The hate-crazed misanthrope who planted do-it-yourself bombs in Manhattan and New Jersey over the weekend has already failed in his primary mission. The damage he did was mercifully limited.

More than two dozen people were injured when a pressure-cooker bomb exploded beneath a garbage bin in the Chelsea neighborhood of New York, but no one was killed or permanently maimed. Police, who conducted a rapid and efficient sweep of the area, located a second bomb a few blocks away. A pipe bomb exploded Saturday in nearby Seaside Park, N.J., but no one was injured.

The suspect in the bombings was arrested Monday following a shooting in which two police officers suffered minor injuries. Thankfully, he didn’t get the high body count he craved.

It’s hard to predict the wider fallout, though. Fear brings out the worst in people, and fear is the more lasting damage that these awful incidents create: the disorienting sense that no place is safe, that there could be terrorists around every corner, mass killers behind every shrub.

Statistically speaking, we’re relatively safe from random violence, but there’s enough public mayhem out there to keep those who feel vulnerable steeped in dread.

That’s what the suspect — identified as a naturalized U.S. citizen of Afghan descent — probably will manage to achieve. More dread, more fury, more rage directed at blameless immigrants, Muslims and refugees.

More fear. More people determined to carry guns everywhere they go; more elaborate security apparatus created to keep the guns out.

These are understandable human responses to a threat that, by definition, cannot be predicted, the desire of lunatics to sow mayhem and grief.

What if we could just decide to stop being afraid? Or maybe even to be a little less afraid, to stop trying to imagine every possible doomsday scenario that deranged brains might devise?

Obviously, there are sensible security measures we can take, that we expect the government to provide. But as long as every new headline and act of idiot violence creates a fresh round of panic, all we’re going to get is a domestic arms race that can never be won.

A professional tour guide in Washington, D.C., wrote a thoughtful essay that appeared in Monday’s Washington Post, decrying the ever-increasing effort to “harden” potential targets in the nation’s capital.

“Every year brings a new closure, a new checkpoint, a little less freedom than the year before,” guide and author Tim Kress wrote. Too often, a day intended as a visit to some of our national treasures, he says, becomes a miserable series of long security lines, searches, X-rays, metal detectors.

Yet, as the weekend explosion showed, it is impossible to keep guns and bombs out of public places. Security screenings don’t prevent attacks — they just make them happen somewhere else.
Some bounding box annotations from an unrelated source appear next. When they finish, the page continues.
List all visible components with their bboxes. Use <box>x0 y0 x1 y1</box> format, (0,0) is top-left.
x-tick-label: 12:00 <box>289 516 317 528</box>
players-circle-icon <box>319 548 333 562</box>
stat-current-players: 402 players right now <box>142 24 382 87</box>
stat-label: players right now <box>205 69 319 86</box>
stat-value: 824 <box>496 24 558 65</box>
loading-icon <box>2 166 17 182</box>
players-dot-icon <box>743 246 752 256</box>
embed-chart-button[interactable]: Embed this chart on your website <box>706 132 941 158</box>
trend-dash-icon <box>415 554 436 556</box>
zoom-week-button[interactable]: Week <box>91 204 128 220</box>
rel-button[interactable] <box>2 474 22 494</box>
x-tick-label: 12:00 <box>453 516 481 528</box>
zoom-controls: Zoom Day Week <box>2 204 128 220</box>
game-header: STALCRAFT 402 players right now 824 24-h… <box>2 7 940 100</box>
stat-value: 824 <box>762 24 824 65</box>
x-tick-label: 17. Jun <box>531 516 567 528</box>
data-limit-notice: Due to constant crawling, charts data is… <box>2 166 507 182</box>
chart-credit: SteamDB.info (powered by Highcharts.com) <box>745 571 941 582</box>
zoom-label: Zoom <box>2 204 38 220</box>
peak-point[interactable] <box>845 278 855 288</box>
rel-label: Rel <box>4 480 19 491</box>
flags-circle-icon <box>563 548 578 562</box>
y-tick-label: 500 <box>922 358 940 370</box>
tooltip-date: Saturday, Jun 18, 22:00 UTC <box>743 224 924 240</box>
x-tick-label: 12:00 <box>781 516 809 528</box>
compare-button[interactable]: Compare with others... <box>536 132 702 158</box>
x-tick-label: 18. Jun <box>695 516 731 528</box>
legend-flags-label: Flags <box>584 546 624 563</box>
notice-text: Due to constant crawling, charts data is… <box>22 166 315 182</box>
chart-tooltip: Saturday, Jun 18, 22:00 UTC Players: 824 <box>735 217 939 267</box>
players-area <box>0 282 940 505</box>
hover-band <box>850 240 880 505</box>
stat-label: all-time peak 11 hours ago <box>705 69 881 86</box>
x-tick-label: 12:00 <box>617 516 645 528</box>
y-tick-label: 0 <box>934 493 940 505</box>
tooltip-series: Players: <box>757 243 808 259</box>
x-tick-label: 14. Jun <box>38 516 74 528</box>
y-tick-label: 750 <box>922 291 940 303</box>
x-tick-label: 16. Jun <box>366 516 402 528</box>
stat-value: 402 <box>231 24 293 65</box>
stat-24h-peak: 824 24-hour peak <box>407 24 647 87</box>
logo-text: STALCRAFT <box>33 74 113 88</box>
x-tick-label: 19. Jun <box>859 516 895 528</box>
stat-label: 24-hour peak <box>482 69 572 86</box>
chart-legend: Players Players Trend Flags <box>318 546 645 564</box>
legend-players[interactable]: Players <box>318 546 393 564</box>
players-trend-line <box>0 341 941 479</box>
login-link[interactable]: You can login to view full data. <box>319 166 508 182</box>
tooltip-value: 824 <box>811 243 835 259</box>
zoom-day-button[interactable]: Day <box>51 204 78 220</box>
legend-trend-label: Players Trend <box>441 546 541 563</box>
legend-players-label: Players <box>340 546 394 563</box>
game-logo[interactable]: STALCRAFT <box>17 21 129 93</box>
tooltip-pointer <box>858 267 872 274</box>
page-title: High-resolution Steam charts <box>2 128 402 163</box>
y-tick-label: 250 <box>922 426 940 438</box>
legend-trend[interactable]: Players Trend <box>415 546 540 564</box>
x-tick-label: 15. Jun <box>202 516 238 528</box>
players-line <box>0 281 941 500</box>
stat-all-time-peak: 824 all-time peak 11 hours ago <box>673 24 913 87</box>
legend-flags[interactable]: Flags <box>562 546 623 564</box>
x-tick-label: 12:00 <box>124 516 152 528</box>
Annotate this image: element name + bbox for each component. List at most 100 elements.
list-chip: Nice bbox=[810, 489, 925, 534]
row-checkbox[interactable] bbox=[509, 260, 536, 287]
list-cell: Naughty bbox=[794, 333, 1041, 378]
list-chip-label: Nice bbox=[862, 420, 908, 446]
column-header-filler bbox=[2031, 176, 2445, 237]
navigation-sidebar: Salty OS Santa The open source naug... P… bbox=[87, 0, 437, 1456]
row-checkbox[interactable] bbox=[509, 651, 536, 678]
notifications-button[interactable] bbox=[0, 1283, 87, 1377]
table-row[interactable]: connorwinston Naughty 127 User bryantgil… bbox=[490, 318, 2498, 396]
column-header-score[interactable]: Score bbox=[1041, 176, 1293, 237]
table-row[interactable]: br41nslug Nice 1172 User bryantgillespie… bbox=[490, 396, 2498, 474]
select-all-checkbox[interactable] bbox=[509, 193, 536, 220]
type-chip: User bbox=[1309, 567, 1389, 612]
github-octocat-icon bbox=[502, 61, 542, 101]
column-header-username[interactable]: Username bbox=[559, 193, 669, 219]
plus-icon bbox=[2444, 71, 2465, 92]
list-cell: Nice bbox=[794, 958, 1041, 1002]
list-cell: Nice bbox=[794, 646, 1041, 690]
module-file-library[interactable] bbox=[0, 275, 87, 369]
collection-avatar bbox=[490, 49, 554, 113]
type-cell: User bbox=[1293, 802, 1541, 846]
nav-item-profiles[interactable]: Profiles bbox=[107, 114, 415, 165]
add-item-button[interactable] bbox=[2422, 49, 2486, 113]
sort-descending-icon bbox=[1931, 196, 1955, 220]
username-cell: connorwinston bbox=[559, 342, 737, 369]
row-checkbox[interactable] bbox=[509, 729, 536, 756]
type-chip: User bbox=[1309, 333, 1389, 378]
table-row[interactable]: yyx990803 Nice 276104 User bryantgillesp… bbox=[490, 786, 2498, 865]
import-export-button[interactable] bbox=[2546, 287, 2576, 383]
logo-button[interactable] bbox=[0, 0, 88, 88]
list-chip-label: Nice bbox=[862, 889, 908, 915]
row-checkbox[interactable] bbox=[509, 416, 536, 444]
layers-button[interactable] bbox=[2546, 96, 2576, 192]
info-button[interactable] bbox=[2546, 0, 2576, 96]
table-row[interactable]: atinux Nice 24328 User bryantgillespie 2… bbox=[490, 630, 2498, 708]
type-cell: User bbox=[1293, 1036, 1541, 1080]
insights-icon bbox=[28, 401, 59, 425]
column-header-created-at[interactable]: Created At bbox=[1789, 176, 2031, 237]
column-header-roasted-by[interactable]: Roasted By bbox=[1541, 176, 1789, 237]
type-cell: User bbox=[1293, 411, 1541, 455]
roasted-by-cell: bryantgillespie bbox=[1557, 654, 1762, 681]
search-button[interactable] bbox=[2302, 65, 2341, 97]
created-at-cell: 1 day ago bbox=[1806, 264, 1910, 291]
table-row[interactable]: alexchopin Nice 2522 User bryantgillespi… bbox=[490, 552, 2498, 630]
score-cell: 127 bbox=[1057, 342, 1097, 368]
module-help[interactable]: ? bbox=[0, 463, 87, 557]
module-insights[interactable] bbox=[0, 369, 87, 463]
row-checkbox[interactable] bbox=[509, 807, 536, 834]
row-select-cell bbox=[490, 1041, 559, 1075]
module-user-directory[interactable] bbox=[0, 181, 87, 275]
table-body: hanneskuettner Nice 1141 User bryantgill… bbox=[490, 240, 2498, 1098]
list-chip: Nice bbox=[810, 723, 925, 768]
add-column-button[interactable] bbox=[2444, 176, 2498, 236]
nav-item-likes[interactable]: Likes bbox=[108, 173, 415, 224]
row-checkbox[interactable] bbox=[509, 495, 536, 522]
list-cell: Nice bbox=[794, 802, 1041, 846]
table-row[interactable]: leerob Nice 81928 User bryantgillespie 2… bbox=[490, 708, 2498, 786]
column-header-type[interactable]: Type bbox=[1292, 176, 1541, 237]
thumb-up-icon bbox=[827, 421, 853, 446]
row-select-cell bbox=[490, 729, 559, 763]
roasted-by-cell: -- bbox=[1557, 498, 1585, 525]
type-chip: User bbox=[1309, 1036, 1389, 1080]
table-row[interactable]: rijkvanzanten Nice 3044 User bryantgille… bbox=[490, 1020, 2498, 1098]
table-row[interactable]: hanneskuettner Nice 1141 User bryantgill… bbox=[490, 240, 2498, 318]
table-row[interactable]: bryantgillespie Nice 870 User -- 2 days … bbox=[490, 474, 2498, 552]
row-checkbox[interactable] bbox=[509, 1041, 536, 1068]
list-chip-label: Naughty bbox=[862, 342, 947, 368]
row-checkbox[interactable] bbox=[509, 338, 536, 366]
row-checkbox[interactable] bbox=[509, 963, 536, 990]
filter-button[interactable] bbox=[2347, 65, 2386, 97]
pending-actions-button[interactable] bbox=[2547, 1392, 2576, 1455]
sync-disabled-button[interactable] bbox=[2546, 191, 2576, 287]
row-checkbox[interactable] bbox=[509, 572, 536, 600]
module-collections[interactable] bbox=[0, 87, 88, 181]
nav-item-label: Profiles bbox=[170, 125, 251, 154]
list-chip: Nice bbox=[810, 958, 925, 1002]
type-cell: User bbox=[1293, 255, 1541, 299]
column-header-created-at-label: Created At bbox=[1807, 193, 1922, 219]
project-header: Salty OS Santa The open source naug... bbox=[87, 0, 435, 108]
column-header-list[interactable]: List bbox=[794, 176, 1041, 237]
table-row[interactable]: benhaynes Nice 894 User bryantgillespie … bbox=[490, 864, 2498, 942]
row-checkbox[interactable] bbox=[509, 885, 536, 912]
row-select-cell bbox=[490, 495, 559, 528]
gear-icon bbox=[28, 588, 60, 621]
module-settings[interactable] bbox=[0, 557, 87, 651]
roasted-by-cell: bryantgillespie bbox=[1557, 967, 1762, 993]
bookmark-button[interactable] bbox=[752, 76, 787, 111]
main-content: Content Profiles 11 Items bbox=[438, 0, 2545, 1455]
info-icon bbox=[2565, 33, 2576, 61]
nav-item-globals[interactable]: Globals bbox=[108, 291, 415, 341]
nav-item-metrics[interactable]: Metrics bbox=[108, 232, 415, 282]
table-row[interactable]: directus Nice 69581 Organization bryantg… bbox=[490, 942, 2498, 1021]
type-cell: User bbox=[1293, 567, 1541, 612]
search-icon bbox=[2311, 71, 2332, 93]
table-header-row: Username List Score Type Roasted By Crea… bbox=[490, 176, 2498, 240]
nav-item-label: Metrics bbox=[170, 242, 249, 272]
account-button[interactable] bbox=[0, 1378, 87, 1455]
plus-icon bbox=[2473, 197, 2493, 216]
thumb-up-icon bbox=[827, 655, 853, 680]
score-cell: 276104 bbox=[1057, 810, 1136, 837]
I am not saying — please don’t make me use all caps — not saying that we should abandon security screening, or that private citizens should not have access to firearms. But I just don’t believe that a panicky more-is-better response to every scary headline does us any good.

The fact is that no weapon, no system, no strip-and-frisk-’em protocol can guarantee seamless security in an ostensibly free society. At some point, we have to decide how frightened we’re going to be, how safe we need to feel.

That’s a subjective standard. Do we want to put passengers through metal detectors to board a city bus? Police checkpoints at state lines? Do we want every adult American to feel the need to be armed everywhere they go?

How does any of that prevent a determined lunatic from shooting up a nightclub or planting a bomb on a public street?

A comment posted to a New York Times story about the bombing caught my eye. It was written by a Manhattan resident whose terrified out-of-town aunt was sending panic-stricken texts about the incident.

“It is a bit strange that a resident of Ohio is more fearful of what is going on than someone who lives close by,” the commenter said. “Courage no longer seems to be much of an American virtue. We don’t even aim for it.”

That’s a sad observation, and one I hope isn’t true.

Yes, we need reasonable security. And yes, terrible people plan and carry out dreadful atrocities.

How scared should we be? That’s up to us.

Jacquielynn Floyd is a columnist for the Dallas Morning News.